For teams that run a double ball screen, position in the screen determines the action: the first screener pops to clear space, the second screener rolls to the opening. The assignment is automatic — the ball handler doesn't have to decide which big is rolling. This removes a decision from the most time-pressured moment of the action and makes the second read predictable for everyone on the floor.

  • Teach the three-option screener decision as a simple rule: high hedge = automatic slip to the basket; switch or sag = pop to the perimeter; contain or recover = roll to the rim. Drill each coverage cue separately before combining them.
  • Set the screen East-West, not North-South: a flat horizontal screen surface gives the ball handler room to come off and gives the screener a clean pop angle. One verbal cue corrects the most common technical breakdown.
  • Install the corner-lift as a non-negotiable habit: every time the ball handler uses a wing ball screen, the ball-side corner guard lifts automatically. No decision. This guarantees a replacement shooter whether the action finishes with a roll, a pop, or a drive.

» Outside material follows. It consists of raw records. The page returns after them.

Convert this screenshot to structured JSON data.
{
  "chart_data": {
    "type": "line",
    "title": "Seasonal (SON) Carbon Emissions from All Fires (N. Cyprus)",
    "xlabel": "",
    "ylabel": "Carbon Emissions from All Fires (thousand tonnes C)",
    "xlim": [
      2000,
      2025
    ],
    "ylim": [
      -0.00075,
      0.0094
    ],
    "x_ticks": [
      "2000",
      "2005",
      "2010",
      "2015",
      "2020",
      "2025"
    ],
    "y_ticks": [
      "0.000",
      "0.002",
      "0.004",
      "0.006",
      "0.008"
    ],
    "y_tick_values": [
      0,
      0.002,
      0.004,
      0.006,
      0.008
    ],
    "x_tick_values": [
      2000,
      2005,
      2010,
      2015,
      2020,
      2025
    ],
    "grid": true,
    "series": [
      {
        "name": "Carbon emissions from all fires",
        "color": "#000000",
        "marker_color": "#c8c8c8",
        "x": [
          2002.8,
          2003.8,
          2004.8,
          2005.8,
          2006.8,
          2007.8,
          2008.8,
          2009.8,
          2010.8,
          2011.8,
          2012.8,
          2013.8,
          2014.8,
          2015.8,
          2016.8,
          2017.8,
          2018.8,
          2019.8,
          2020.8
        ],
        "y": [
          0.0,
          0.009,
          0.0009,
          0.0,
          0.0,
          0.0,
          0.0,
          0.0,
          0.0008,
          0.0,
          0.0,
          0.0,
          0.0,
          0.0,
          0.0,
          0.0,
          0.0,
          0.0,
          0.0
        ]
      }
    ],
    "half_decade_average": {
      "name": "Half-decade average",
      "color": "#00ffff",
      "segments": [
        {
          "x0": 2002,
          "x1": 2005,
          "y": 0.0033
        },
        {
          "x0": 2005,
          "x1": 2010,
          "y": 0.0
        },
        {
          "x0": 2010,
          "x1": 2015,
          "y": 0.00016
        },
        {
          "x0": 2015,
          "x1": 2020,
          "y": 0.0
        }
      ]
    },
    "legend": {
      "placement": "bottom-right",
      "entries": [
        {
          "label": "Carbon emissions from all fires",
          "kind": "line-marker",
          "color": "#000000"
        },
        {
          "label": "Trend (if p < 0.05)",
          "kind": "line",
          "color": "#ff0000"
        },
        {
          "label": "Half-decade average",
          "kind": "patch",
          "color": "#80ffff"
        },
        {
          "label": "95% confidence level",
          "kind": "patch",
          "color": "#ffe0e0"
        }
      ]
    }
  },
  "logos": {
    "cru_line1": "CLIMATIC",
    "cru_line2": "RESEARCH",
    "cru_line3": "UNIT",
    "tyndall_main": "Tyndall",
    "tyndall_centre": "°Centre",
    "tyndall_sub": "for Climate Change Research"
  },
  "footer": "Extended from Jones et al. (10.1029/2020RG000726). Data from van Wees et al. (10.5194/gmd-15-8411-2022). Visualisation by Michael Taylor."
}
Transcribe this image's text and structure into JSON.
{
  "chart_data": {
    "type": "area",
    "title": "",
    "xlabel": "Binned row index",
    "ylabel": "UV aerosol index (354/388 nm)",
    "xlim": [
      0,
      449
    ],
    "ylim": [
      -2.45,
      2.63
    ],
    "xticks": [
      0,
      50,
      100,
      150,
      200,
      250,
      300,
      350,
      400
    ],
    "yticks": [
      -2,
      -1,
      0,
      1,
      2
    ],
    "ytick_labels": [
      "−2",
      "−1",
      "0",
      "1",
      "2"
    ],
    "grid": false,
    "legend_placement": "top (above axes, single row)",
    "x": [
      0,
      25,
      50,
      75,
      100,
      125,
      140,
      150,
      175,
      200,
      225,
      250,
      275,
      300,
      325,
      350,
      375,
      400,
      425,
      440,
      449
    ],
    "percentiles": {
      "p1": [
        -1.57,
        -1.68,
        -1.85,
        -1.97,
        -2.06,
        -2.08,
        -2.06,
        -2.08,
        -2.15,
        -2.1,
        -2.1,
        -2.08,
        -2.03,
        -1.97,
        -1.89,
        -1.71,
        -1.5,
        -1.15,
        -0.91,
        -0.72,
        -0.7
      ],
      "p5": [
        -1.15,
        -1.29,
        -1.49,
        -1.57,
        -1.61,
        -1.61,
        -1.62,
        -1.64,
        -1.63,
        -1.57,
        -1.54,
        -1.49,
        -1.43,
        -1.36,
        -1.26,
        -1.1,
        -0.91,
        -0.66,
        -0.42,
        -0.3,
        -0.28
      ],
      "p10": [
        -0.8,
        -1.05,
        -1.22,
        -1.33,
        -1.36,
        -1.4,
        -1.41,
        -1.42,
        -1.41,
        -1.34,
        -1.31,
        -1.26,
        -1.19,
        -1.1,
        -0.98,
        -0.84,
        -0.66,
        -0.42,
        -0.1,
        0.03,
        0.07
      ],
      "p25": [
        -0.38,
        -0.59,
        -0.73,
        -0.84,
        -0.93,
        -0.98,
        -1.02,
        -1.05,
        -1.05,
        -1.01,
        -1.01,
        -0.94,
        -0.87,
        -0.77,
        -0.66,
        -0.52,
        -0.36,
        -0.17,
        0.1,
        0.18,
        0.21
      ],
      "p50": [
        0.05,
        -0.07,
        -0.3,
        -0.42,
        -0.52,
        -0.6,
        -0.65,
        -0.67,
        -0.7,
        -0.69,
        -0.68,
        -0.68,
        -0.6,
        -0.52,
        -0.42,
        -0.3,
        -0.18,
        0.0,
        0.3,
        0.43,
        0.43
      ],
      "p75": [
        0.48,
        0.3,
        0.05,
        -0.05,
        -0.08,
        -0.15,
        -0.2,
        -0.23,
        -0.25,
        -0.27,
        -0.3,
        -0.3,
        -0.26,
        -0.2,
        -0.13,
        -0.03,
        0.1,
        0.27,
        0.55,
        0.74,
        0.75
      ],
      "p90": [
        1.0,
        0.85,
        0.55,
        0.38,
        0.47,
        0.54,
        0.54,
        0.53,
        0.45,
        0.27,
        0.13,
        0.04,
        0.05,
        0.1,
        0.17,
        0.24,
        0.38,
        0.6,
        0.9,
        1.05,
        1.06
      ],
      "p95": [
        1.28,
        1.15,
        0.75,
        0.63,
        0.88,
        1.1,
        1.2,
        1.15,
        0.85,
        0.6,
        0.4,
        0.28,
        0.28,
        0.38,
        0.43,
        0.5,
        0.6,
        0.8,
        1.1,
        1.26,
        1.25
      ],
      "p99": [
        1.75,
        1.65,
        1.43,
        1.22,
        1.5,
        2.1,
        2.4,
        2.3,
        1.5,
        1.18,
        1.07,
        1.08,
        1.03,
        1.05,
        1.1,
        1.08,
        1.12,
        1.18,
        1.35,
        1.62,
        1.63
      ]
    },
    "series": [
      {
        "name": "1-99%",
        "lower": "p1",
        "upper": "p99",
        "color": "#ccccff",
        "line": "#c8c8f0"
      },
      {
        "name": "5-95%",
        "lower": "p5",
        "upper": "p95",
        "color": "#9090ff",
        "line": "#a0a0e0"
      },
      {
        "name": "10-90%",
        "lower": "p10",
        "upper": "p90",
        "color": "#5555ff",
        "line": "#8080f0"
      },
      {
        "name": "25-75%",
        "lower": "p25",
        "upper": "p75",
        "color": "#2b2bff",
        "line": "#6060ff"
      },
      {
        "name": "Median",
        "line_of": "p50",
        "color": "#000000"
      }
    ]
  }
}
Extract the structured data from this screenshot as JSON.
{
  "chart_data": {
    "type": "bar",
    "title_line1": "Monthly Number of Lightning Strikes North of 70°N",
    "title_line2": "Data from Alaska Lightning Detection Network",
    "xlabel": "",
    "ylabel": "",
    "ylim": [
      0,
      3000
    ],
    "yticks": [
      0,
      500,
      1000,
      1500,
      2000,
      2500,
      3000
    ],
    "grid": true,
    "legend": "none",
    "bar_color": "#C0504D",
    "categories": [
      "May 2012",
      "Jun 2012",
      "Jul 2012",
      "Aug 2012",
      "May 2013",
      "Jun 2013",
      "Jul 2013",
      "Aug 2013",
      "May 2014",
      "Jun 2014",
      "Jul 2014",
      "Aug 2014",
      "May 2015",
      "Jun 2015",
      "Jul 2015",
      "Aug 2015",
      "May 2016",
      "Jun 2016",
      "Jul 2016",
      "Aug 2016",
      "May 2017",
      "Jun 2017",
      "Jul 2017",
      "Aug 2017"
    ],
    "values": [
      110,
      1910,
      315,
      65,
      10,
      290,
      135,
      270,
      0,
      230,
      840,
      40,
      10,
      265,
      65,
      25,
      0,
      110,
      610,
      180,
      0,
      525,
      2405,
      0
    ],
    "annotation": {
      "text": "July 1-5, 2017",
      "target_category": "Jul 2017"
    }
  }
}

  • Drill the pocket pass and the skip pass equally: guards who only know how to deliver the pass on a straight kick-out will be late when the screener pops to the strong side. The pocket pass (to the roller) and the skip pass (over the defense to the opposite corner) are both required reads off the same action.
  • Use named coverage cues in every 2-on-2 drill: defenders signal "switch," "sag," or "hedge" so the screener practices the matching read in real time. Guards who can name the situation they're in — "I'm in a switch, he's popping" — execute faster under pressure because the decision is already made before the action fires.
  • Add the re-screen as a default screener habit: after the first ball screen, screeners should turn and re-screen automatically rather than standing. The defense has committed to one assignment; a second screen forces a second adjustment. It is a zero-cost habit that generates a real second-read opportunity every time.